Le principe de la réglementation financière est de diriger le fonctionnement des établissements financiers, et des marchés. Le moyen est l’instauration de normes prudentielles, censées limiter les risques pris par les acteurs du secteur financier. C’est ainsi que la notation a été développée comme outil d’information sur les risques des placements obligataires, et de ceux pris par les banques. Si les banques investissent dans des titres considérés comme risqués, elle doivent augmenter leurs fonds propres, ce qui dégrade leurs rentabilités. Le système a été très efficacement mis en place.

Le problème posé par ce type de règlementation est évident : tous les acteurs agissent de la même manière. Par conséquent, en cas d’erreur de la règlementation, tout tombe comme des dominos. Le risque systémique est maximisé.

Pourtant, il existe d’autres moyens d’éviter les surchauffes des marchés financiers, et de limiter l’impact des crises financières. Par exemple, le système de l’étalon or, qui a fonctionné de longues années. Le free banking, qui laisse chaque banque émettre sa monnaie, dans la même unité de compte, et laisse aussi chaque banque responsable de sa gestion, c’est-à-dire qu’elle fait faillite si sa gestion est mauvaise. Il y a le débat sur les réserves fractionnaires, qui n’est jamais abordé (voir à ce sujet la série d’articles de Contrepoints).

Cependant, la priorité de la règlementation n’est pas vraiment la stabilité financière. Pour comprendre, un peu d’histoire s’impose. Jusqu’à la guerre de 1914-1918, l’étalon-or régissait le système monétaire. Ce qui offrait une très grande stabilité monétaire. La guerre a été financée largement par l’inflation. L’étalon-or était difficile à remettre en place. L’entre-deux-guerres a été une période perturbée pour les monnaies, l’étalon or n’ayant jamais été vraiment remis en place. La crise a amené l’abandon des tentatives de rétablissement de ce système.

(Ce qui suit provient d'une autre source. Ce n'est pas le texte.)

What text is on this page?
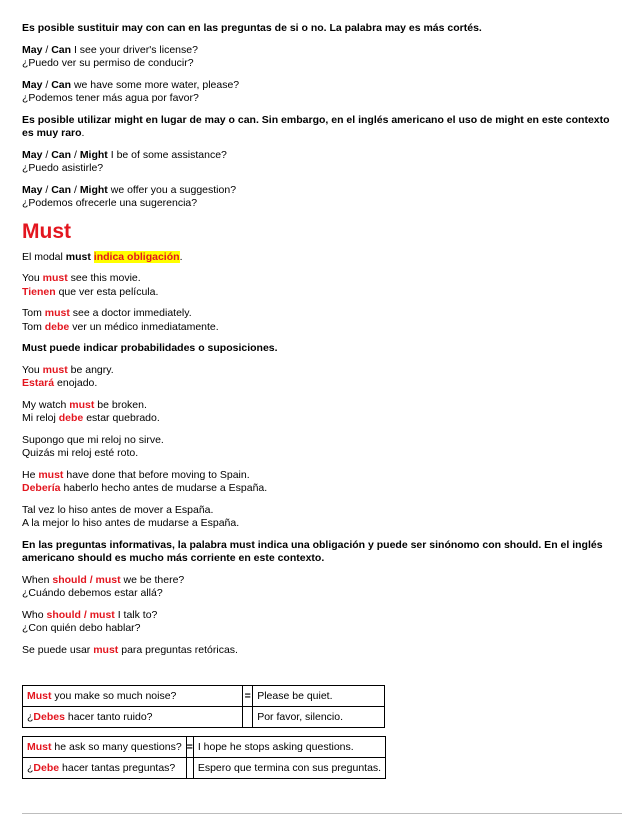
Es posible sustituir may con can en las preguntas de si o no. La palabra may es más cortés.

May / Can I see your driver's license?
¿Puedo ver su permiso de conducir?

May / Can we have some more water, please?
¿Podemos tener más agua por favor?

Es posible utilizar might en lugar de may o can. Sin embargo, en el inglés americano el uso de might en este contexto es muy raro.

May / Can / Might I be of some assistance?
¿Puedo asistirle?

May / Can / Might we offer you a suggestion?
¿Podemos ofrecerle una sugerencia?

Must

El modal must indica obligación.

You must see this movie.
Tienen que ver esta película.

Tom must see a doctor immediately.
Tom debe ver un médico inmediatamente.

Must puede indicar probabilidades o suposiciones.

You must be angry.
Estará enojado.

My watch must be broken.
Mi reloj debe estar quebrado.

Supongo que mi reloj no sirve.
Quizás mi reloj esté roto.

He must have done that before moving to Spain.
Debería haberlo hecho antes de mudarse a España.

Tal vez lo hiso antes de mover a España.
A la mejor lo hiso antes de mudarse a España.

En las preguntas informativas, la palabra must indica una obligación y puede ser sinónomo con should. En el inglés americano should es mucho más corriente en este contexto.

When should / must we be there?
¿Cuándo debemos estar allá?

Who should / must I talk to?
¿Con quién debo hablar?

Se puede usar must para preguntas retóricas.

Must you make so much noise?	=	Please be quiet.
¿Debes hacer tanto ruido?		Por favor, silencio.
Must he ask so many questions?	=	I hope he stops asking questions.
¿Debe hacer tantas preguntas?		Espero que termina con sus preguntas.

Les perturbations monétaires ayant grandement contribué à la crise des années trente, dès la fin de la seconde guerre mondiale, il a été décidé de rétablir la stabilité monétaire. Une sorte d’étalon-or indirect a été mis en place. La valeur du dollar étaient fixée par rapport à l’or, tandis que celle des autres monnaies était fixée par rapport au dollar. Les règlements internationaux s’effectuaient en dollars. Chaque pays devait avoir suffisamment de dollars pour payer ses importations. Ce qui limitait la création monétaire. C’étaient les accords de Bretton Woods.

Les USA pouvaient eux faire ce qu’ils voulaient. Ils ont usé de la planche à billet pour soutenir leur économie, et donc créé trop de dollar par rapport au stock d’or qu’ils possédaient. Normalement, le rapport entre le stock d’or et le montant total de dollars devait rester fixe. Ce qui a fait exploser le système issu de Bretton Woods, et a abouti aux changes flottants en 1973. Le Comité de Bâle fut créé en 1974 pour faire face à cette situation.

Le système de Bretton Woods a donc explosé car les USA ont utilisé la création monétaire pour soutenir leur économie. C’est la caractéristique de l’après Bretton Woods : la monnaie est devenu le levier pour contrôler l’économie, notamment pour la relancer. C’est un curieux syncrétisme, un mélange de keynésianisme et de monétarisme. Le keynésianisme considère que la dépense relance l’économie, et le monétarisme qu’en cas de crise il faut créer de la monnaie (c’est un raccourci des plus sommaire, mais c’est ainsi que ces théories sont appliquées).

La règlementation a peu à peu construit un système financier correspondant à cette politique monétaire. Il faut favoriser la création monétaire, c’est-à-dire le crédit. Sachant que l’argent se retrouve toujours dans le système financier. Il faut protéger les banques, considérées comme poumon de l’économie : elle ne doivent pas faire faillite.

Il a donc été construit un système qui favorise la création monétaire, et donc le crédit, et donc les activités financières indispensables à la création monétaire. Et, pour éviter des faillites, des crises, des bulles financières, des surchauffes, la règlementation contrôle strictement le comportement des acteurs financiers.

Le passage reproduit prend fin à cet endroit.